As campanhas não funcionam no vácuo, nem são irrelevantes para ajudar a desencadear um movimento e/ou contribuir para o desenvolvimento de um movimento. O esforço “Duplo V” durante a Segunda Guerra Mundial (Vitória sobre o Fascismo no estrangeiro; Vitória sobre Jim Crow em casa!) combinou uma campanha e um movimento emergente. Foi promovido principalmente por jornais negros e pegou como um incêndio. Contribuiu para o desenvolvimento da fase dos Direitos Civis da luta pela Liberdade Negra, que surgiria na próxima década. Algo semelhante poderia provavelmente ser dito sobre o “Movimento da Marcha sobre Washington” iniciado por A. Phillip Randolph em 1941, ou seja, foi uma campanha que se transformou, depois estagnou, mas ainda contribuiu para a evolução da luta pela Liberdade Negra.

O movimento de apoio anti-apartheid nos EUA passou por altos e baixos desde o final da década de 1940 (quando o apartheid foi introduzido na África do Sul). Ao longo desse período, houve campanhas específicas, por exemplo, apelando a que várias empresas sediadas nos EUA deixassem de fazer negócios com a África do Sul. Houve momentos em que houve a consolidação de um movimento, por exemplo, após os protestos do SDS em 1964 no Chase Manhattan Bank, comemorando o quinto aniversário do massacre de Sharpsville, e depois dos protestos de 1984 na embaixada da África do Sul em Washington, DC.

Surgirão movimentos sociais; simplesmente não podemos prever quando

Devido à realidade do capitalismo e da opressão, sabemos que movimentos sociais progressistas surgirão e/ou serão revigorados. A história demonstra isso repetidas vezes. O que não pode ser previsto é quando. Como observado acima, houve inúmeros exemplos de assassinatos cometidos por policiais ao longo das décadas. Não havia nenhuma razão específica para acreditar que o assassinato de George Floyd iria desencadear o movimento que testemunhamos. Para compreender porque é que isto aconteceu, devemos sempre ter em conta a totalidade do momento ou, tomando emprestado o filósofo marxista francês Louis Althusser, reconhecer que o momento está sobredeterminado. Não existe uma situação linear. Assim, o assassinato de George Floyd ocorreu no final da administração Trump, num momento em que a pandemia da COVID-19 também assolava o país (e o mundo), e também durante o tempo quente. Cada um deles, muito provavelmente, contribuiu para o tipo de explosão que testemunhamos em 2020.

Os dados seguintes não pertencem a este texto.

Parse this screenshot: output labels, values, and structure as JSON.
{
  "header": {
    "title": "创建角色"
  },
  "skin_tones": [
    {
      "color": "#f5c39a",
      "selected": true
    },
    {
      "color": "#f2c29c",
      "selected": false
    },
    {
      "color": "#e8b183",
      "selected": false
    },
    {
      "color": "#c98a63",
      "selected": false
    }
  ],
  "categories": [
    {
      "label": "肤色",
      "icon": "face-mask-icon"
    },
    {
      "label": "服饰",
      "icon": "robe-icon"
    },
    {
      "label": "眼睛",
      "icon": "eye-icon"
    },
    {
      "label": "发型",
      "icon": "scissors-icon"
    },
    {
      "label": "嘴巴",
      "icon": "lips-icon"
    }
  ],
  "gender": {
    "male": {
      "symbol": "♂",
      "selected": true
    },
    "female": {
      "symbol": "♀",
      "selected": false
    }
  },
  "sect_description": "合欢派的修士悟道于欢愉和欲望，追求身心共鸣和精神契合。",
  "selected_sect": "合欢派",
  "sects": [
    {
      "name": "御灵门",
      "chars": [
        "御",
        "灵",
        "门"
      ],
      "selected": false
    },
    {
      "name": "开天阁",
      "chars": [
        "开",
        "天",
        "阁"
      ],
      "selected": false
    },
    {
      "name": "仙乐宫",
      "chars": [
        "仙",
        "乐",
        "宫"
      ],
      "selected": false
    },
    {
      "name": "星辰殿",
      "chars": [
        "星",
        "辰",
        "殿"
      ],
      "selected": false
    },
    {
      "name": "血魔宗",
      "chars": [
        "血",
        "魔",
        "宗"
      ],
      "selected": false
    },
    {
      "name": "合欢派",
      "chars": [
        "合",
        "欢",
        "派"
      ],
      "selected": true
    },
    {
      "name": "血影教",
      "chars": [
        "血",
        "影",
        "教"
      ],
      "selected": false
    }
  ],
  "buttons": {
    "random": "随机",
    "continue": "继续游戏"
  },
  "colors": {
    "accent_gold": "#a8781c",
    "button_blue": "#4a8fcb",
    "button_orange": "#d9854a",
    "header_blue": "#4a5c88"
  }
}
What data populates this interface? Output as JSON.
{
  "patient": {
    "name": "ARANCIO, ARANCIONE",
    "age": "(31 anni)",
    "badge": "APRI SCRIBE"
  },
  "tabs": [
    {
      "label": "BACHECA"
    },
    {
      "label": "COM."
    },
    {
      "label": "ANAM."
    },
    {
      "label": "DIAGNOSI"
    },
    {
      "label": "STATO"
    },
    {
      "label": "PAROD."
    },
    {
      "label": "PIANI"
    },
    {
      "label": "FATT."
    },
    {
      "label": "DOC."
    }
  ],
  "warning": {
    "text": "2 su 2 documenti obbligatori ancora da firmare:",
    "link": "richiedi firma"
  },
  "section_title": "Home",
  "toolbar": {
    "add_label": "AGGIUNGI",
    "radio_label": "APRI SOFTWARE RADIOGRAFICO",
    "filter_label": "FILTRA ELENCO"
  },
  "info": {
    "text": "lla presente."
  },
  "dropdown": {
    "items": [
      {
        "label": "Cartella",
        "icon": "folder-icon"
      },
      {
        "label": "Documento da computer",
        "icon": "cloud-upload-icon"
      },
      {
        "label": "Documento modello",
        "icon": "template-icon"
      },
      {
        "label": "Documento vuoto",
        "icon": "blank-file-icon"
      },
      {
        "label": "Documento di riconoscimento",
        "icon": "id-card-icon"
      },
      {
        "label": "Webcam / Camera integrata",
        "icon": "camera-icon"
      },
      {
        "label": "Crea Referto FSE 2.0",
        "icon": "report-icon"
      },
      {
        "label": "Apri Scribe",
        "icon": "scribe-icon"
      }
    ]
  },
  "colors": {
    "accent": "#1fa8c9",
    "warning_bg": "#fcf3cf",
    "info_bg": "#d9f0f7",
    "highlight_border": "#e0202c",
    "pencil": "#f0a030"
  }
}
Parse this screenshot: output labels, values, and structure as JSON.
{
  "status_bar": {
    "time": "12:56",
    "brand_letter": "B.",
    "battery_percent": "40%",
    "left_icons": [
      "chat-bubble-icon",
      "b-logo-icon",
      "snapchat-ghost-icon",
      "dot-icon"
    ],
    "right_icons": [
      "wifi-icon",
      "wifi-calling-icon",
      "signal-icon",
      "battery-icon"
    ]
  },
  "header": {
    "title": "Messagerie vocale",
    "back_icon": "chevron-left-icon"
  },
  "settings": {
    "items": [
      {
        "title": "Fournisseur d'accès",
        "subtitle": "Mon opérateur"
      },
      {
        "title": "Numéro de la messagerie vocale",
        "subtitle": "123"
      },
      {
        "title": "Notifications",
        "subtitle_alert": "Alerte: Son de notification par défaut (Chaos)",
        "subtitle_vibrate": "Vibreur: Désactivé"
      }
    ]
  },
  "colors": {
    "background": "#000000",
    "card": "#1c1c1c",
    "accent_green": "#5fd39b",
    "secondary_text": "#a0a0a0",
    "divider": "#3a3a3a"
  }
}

Portanto, ficar sentado tentando prever o próximo surto ou um novo movimento social é acadêmico e um desperdício. O essencial é estar organizacionalmente posicionado para engajar o momento. Entre outras coisas, isto significa garantir que os esquerdistas organizados estejam profundamente enraizados nas lutas progressistas, de modo a poderem unir-se aos “líderes com “l” minúsculo” entre as massas, não só para fazer avançar um movimento ou uma revolta, mas também trabalhar para consolidar vitórias. Na verdade, uma das principais lições negativas do levante de George Floyd em 2020 é que a ausência de graus substanciais de organização no meio de um levante abre a porta para a direita contra-atacar quando o movimento social progressista ou ascendente declina. E, na ausência de organização, os oprimidos não têm nada com que avançar na sua defesa.

Em resumo, os movimentos e campanhas de massa envolvem acção colectiva organizada, mas diferem em termos de escala, duração, objectivos, organização, tácticas e impacto. Os movimentos de massa visam uma mudança social mais ampla, enquanto as campanhas se concentram na consecução de objectivos específicos dentro de um prazo definido. Mas cuidado com todos os apelos simplistas de que a nossa tarefa urgente é “construir um movimento”. Só isso nos fará engolir um pântano de espontaneidade. Precisamos de organização a todos os níveis – comunitário e laboral, eleitoral ou de questão única, e nunca nos esqueçamos da organização socialista. É aquele guiado por uma Estrela Polar que nos guiará para um Novo Mundo.